Learning of that decision in 2019, Williams moved the BIA to reconsider its original removal order and to equitably toll the usual 30-day deadline for filing such motions in view of the legal change. The BIA rejected Williams’s request, believing him insufficiently diligent in discovering his rights.


Both parties agree that 8 U.S.C. § 1252(a)(2)(D) permits the court to review “constitutional claims or questions of law.” The parties also agree that questions of law include whether “the Board incorrectly applied the equitable tolling due diligence standard to the ‘undisputed’ (or established) facts.” But Williams argues that the court also has authority to review the BIA’s factual errors. The court holds that the Immigration and Nationality Act, or INA, never meant to bar judicial review of collateral facts far removed from the underlying “final order of removal.”


Both parties agree that the ultimate “decision to grant or deny a motion to reopen or reconsider is within the discretion of the Board.” Federal courts of appeals have correspondingly “employed a deferential, abuse-of-discretion standard.” Williams nevertheless argues that the specific question of whether a petitioner exercised sufficient diligence to warrant equitable tolling is a “question of law” that should be reviewed de novo.

The court holds that appellate courts must match the standard of review to the specific rationale the BIA gave for its decision, meaning that “we review legal questions de novo” and factual decisions for “substantial evidence.” Mixed questions are reviewed either de novo or substantial evidence, depending on “whether answering [them] entails primarily legal or factual work.”

In this case, the parties quarrel over when the diligence clock should be started; they question the scope of the obligation a noncitizen’s family has to research the law or hire a lawyer on the noncitizen’s behalf and they argue over what level of vigilance can fairly be expected from a noncitizen who has lived in another country for over a decade before the United States finally changed the law. “This type of work is legal work.”

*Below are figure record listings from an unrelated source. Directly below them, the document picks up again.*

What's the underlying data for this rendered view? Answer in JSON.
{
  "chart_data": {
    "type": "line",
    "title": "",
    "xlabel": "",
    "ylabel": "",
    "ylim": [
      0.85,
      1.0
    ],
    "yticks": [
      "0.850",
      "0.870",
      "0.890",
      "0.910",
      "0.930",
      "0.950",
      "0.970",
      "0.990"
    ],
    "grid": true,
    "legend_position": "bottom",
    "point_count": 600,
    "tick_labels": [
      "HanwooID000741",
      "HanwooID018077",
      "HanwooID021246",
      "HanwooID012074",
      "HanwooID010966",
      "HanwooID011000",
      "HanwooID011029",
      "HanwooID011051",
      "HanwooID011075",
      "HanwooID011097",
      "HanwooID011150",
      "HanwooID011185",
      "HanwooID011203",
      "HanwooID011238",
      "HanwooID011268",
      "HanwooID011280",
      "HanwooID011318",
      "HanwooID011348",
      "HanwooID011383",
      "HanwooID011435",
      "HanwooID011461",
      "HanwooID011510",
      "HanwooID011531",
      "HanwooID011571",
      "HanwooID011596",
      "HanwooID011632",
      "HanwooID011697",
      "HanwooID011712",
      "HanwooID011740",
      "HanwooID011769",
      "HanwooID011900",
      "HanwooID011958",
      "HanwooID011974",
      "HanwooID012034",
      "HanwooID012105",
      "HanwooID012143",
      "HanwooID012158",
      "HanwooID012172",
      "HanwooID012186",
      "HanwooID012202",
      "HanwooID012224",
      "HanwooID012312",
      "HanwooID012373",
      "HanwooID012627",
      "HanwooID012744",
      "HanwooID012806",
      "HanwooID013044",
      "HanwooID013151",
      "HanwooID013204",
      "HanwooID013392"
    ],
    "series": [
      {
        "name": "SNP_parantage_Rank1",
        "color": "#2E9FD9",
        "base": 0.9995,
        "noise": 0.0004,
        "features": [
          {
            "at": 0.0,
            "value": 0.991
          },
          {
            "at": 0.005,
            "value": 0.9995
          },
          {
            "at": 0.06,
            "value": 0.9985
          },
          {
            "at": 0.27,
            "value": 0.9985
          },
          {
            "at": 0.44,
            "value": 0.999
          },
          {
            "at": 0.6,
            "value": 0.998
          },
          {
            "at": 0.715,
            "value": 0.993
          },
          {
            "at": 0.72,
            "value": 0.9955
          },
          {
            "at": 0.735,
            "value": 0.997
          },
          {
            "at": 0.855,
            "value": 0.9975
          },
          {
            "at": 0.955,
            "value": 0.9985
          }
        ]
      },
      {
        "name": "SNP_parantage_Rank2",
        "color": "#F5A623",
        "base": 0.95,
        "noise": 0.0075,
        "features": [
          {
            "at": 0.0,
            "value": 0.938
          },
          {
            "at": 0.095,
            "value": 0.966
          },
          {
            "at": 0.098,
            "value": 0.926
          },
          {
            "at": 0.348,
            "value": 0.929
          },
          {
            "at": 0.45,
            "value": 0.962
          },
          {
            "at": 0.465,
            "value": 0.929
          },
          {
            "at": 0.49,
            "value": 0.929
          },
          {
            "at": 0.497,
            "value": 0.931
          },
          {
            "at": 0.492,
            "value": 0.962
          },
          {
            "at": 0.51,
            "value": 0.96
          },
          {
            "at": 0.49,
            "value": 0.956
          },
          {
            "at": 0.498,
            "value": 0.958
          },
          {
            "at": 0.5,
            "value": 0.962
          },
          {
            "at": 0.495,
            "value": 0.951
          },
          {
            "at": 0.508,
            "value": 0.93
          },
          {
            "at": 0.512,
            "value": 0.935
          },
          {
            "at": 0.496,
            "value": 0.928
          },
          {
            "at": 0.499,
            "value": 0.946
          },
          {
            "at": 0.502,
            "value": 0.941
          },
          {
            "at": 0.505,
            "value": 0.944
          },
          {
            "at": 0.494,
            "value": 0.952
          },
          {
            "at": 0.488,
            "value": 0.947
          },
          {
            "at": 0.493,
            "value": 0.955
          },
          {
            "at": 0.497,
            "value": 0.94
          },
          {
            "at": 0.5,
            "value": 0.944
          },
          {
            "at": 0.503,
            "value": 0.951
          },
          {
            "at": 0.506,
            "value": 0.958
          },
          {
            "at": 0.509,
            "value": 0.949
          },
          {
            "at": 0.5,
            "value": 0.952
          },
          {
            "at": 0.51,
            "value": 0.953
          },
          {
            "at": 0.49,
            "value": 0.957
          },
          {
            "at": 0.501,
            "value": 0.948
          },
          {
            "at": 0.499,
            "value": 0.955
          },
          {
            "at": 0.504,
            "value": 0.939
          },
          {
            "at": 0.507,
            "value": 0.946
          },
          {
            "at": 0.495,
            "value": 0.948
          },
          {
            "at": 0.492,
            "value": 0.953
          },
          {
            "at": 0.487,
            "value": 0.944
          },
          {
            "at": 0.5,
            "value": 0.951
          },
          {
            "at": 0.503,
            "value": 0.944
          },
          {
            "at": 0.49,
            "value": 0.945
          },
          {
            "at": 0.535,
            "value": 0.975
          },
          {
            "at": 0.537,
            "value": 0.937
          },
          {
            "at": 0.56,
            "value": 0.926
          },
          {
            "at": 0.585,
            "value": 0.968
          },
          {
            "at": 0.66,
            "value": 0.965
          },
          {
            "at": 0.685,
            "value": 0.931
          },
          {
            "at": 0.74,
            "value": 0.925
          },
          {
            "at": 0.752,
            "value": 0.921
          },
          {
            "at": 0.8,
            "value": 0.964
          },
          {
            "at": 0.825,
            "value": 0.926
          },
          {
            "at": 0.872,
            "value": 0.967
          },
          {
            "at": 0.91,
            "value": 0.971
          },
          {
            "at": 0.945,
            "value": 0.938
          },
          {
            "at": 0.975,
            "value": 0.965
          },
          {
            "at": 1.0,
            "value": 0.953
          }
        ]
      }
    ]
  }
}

And to the extent this court’s work involves incidental factual determinations, it is asked to do no more here than in any other case that tasks courts with determining whether a person acted reasonably in view of the totality of the circumstances — decisions courts have historically made de novo. Here, the BIA held no hearing, took no evidence, made no credibility determinations below. It merely read Williams’s motion and the written declarations attached. This court can conduct this analysis just as well.


The last preliminary question is whether the statutory time and number limitations on motions for reconsideration can be tolled at all. Nothing in the INA “set[s] forth ‘an inflexible rule requiring dismissal whenever’ its ‘clock has run.’” Even more to the point, this court has already permitted the BIA to equitably toll the 90-day deadline to file a motion to reopen, and the statutory text addressing motions to reopen and reconsider is functionally identical.


Noncitizens seeking equitable tolling must demonstrate they “ha[ve] been pursuing [their] rights diligently” but “extraordinary circumstances beyond [their] control made it impossible to file within the statutory deadline.” That is a high bar, to be sure. But it is not “insurmountable.” A noncitizen needs to act only with “reasonable,” “not maximum feasible diligence.” Williams has done just that. Because the BIA determined Williams not diligent, it did not consider whether Johnson and Dimaya presented an extraordinary circumstance that would warrant equitable tolling. The court thus remands to the BIA to make that determination.

Petition granted, judgment vacated and case remanded.

Dissenting opinion

Rushing, J., dissenting:

Applying the correct standard here, the BIA did not abuse its discretion in denying reconsideration based on the arguments and evidence petitioner presented to the BIA. And, as we have also held in previous decisions, we lack jurisdiction to review the BIA’s denial of sua sponte reopening. Accordingly, I would deny the petition for review in part and dismiss in part.

Williams v. Garland, Case No. 20-1854, Feb. 10, 2023. 4th Cir. (Floyd), from Board of Immigration Appeals. Benjamin Ross Winograd for Petitioner. Lindsay Colbert Dunn for Respondent. VLW 023-2-037. 69 pp.